Para a segunda transformação, cresça a cultura para uma densidade óptica a 600 nanômetros de 1.0, como apenas demonstrado. E adicione 20 microliters de células a um tubo de microcentrífuga. Após a centrifugação, resuspenque a pelota celular em 100 microliters da solução LiAc-TE e adicione ssDNA.
Em um tubo separado, combine um micrograma da matriz de crRNA única, um micrograma do plasmídeo receptor linearizado para a matriz de crRNA, um micrograma de cada DNA doador e um micrograma de cada região de flanqueamento. Em seguida, transfira a mistura de DNA para o tubo de células competentes de levedura e complete a segunda transformação como demonstrado para a primeira transformação. Na manhã seguinte, colete as células por centrifugação e resuspenque a pelota em uma pequena alíquota de supernasce.

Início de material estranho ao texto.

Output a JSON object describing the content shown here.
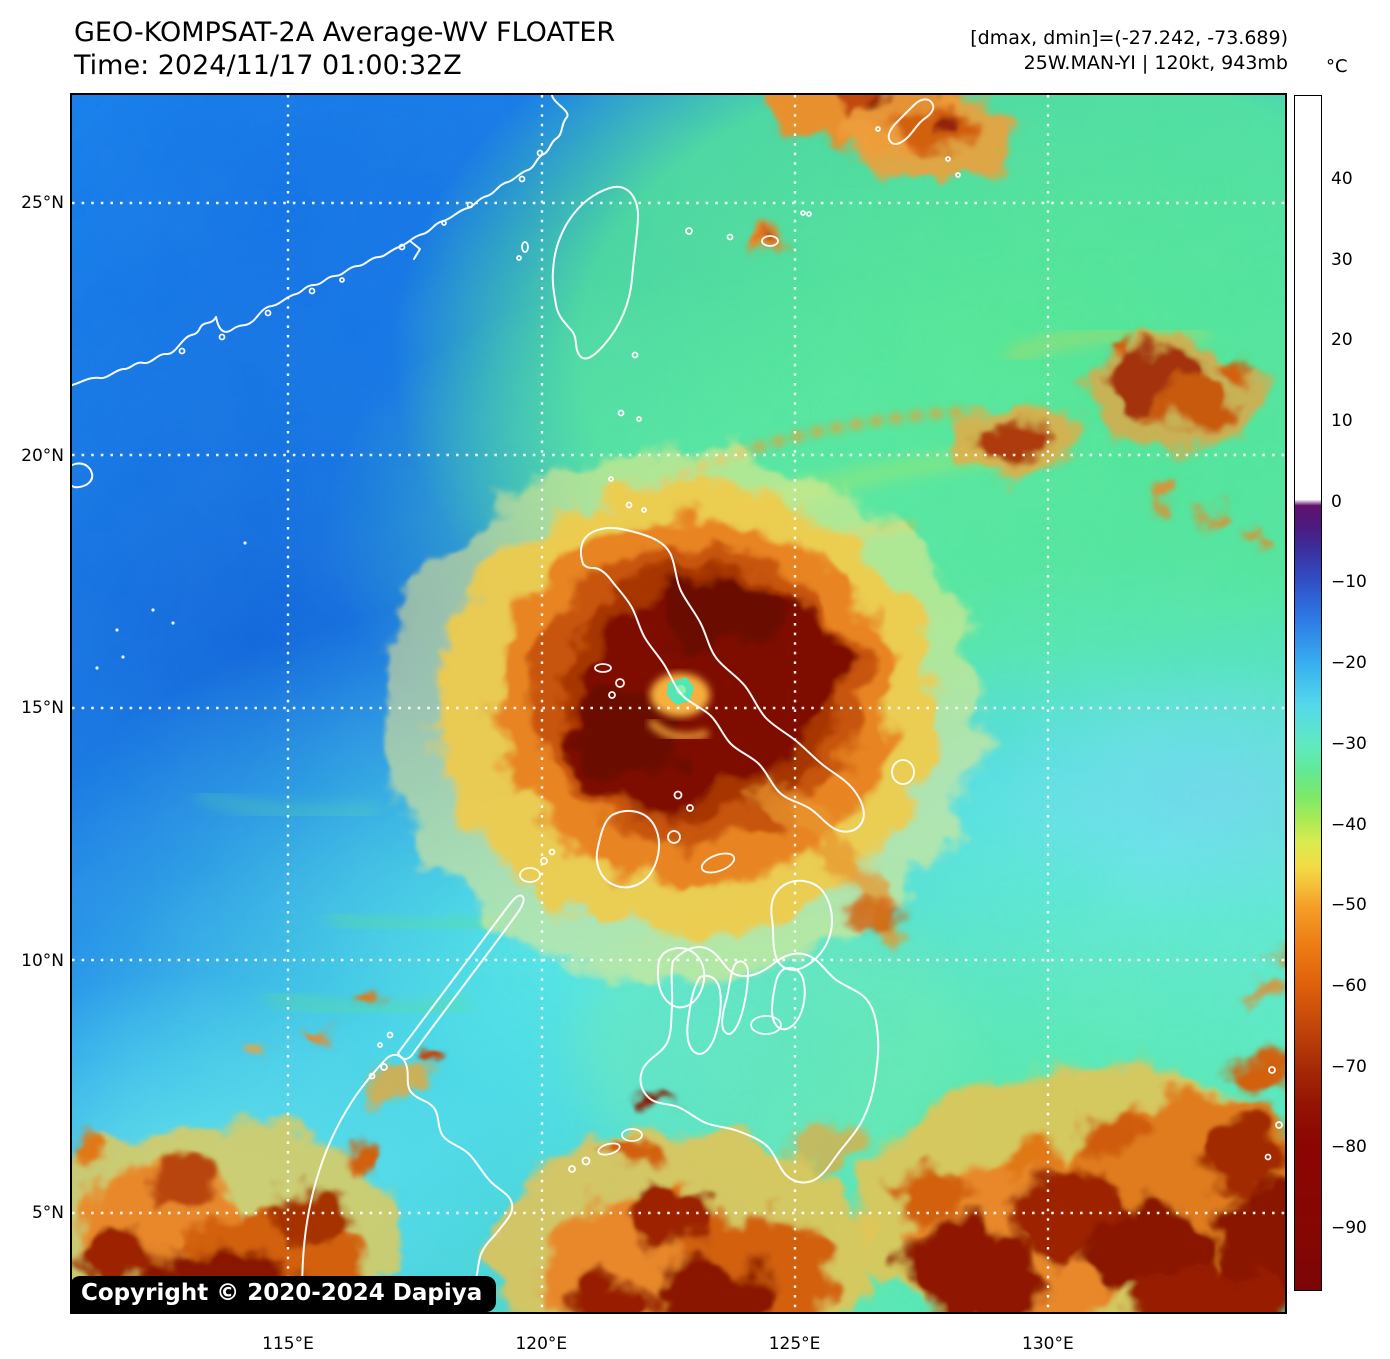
{
  "header": {
    "title": "GEO-KOMPSAT-2A Average-WV FLOATER",
    "time_line": "Time: 2024/11/17 01:00:32Z",
    "dminmax_line": "[dmax, dmin]=(-27.242, -73.689)",
    "storm_line": "25W.MAN-YI | 120kt, 943mb"
  },
  "colorbar": {
    "unit": "°C",
    "ticks": [
      {
        "label": "40",
        "value": 40
      },
      {
        "label": "30",
        "value": 30
      },
      {
        "label": "20",
        "value": 20
      },
      {
        "label": "10",
        "value": 10
      },
      {
        "label": "0",
        "value": 0
      },
      {
        "label": "−10",
        "value": -10
      },
      {
        "label": "−20",
        "value": -20
      },
      {
        "label": "−30",
        "value": -30
      },
      {
        "label": "−40",
        "value": -40
      },
      {
        "label": "−50",
        "value": -50
      },
      {
        "label": "−60",
        "value": -60
      },
      {
        "label": "−70",
        "value": -70
      },
      {
        "label": "−80",
        "value": -80
      },
      {
        "label": "−90",
        "value": -90
      }
    ]
  },
  "axes": {
    "lat_ticks": [
      {
        "label": "25°N",
        "value": 25
      },
      {
        "label": "20°N",
        "value": 20
      },
      {
        "label": "15°N",
        "value": 15
      },
      {
        "label": "10°N",
        "value": 10
      },
      {
        "label": "5°N",
        "value": 5
      }
    ],
    "lon_ticks": [
      {
        "label": "115°E",
        "value": 115
      },
      {
        "label": "120°E",
        "value": 120
      },
      {
        "label": "125°E",
        "value": 125
      },
      {
        "label": "130°E",
        "value": 130
      }
    ]
  },
  "map": {
    "copyright": "Copyright © 2020-2024 Dapiya",
    "storm": {
      "id": "25W",
      "name": "MAN-YI",
      "intensity": "120kt",
      "pressure": "943mb"
    },
    "colors": {
      "deep_blue": "#1478e8",
      "cyan": "#54d8ea",
      "green": "#5ce9ae",
      "convection_orange": "#e8882a",
      "convection_dark_red": "#8a1204",
      "typhoon_eye": "#52e6b4"
    }
  }
}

Em seguida, a placa 150 microliters da mistura de transformação, e 150 microliters de uma diluição de 20 vezes da mistura de transformação em meio YEPD, em placas de ágar YEPD complementadas com 0,2 g/L G418, e 0,2 g/L nourseothricin Após 48 a 72 horas, a 30 graus Celsius, escolha um único transformador colorido para re-streaking em uma nova placa YEPD para obter colônias coloridas únicas. Para determinar a eficiência de edição do genoma, conte o número de colônias coloridas e brancas nas placas de transformação, e divida o número de colônias coloridas pelo número total de colônias. Para criar a arte pixel de levedura, inocular flasks de shake individual de 500 mL contendo 100 mL de meio YEPD com três carotenoides de cores diferentes produzindo cepas de S.cerevisiae, e um tipo selvagem CEN.
Tensão PK113-7D. Incubar as culturas durante a noite a 30 graus Celsius com agitação a 250 rpm. Transfira 0,5 mL de cada cultura durante a noite para tubos individuais contendo 0,5 mL de gradiente de densidade não iônica estéril por tubo, e misture brevemente as soluções por vórtice.
Transfira as suspensões celulares para um reservatório individual e qualificado 2 por 3 poços. Use um arquivo csv com a configuração de calibração de fluido 6RES_AQ_GPSA2 em um instrumento de manipulador de líquido acústico para detectar 25 nanoliters de cada cepa S.cerevisiae da placa de origem do reservatório qualificada apropriada para uma microplacão de destino 6144 contendo 50 mL de ágar YEPD. Quando todos os poços foram vistos, incubar a microplacão a 30 degress Celsius por 48 horas.
Para intensificar as cores das cepas, armazene as placas de ágar a 4 graus Celsius por pelo menos 72 horas. Uma foto de Rosalind Franklin apareceu no prato. Como demonstrado, promotor, quadro de leitura aberto, exterminador e duas sequências contíguas de conector de 50 bps podem ser montados em um de expressão através de uma reação de clonagem golden gate, e verificado por PCR.
Após a amplificação da matriz de crRNA única por PCR, o plasmídeo receptor para a matriz de crRNA único é linearizado conforme confirmado pela eletroforese. A eficiência da Edição do Genoma Multiplex pode ser calculada pela porcentagem de colônias coloridas após a transformação, e pelos resultados das análises pcr que confirmam a integração do DNA do doador nos locais de DNA genômico pretendidos. Por exemplo, a partir de uma imagem em preto e branco de Rosalind Franklin, foi criada uma lista de quatro cores de imagem e manchas que foi então usada para detectar as quatro cepas diferentes de leveduras em uma microplaca de ágar através de um manipulador líquido acústico, como demonstrado, resultando em uma pintura de levedura de alta resolução do cientista.
Para essa transformação, use soluções recém-preparadas e fragmentos de DNA de alta qualidade. Este método também pode ser aplicado para introdução multiplex de exclusões definidas e mutações pontuais no DNA genômico. Além disso, experimentos de regulação crispr podem ser realizados.
Este método pode ser modificado para introduzir mais do que crRNAs gratuitos dentro de uma matriz para aumentar o número de modificações simultâneas que podem ser feitas.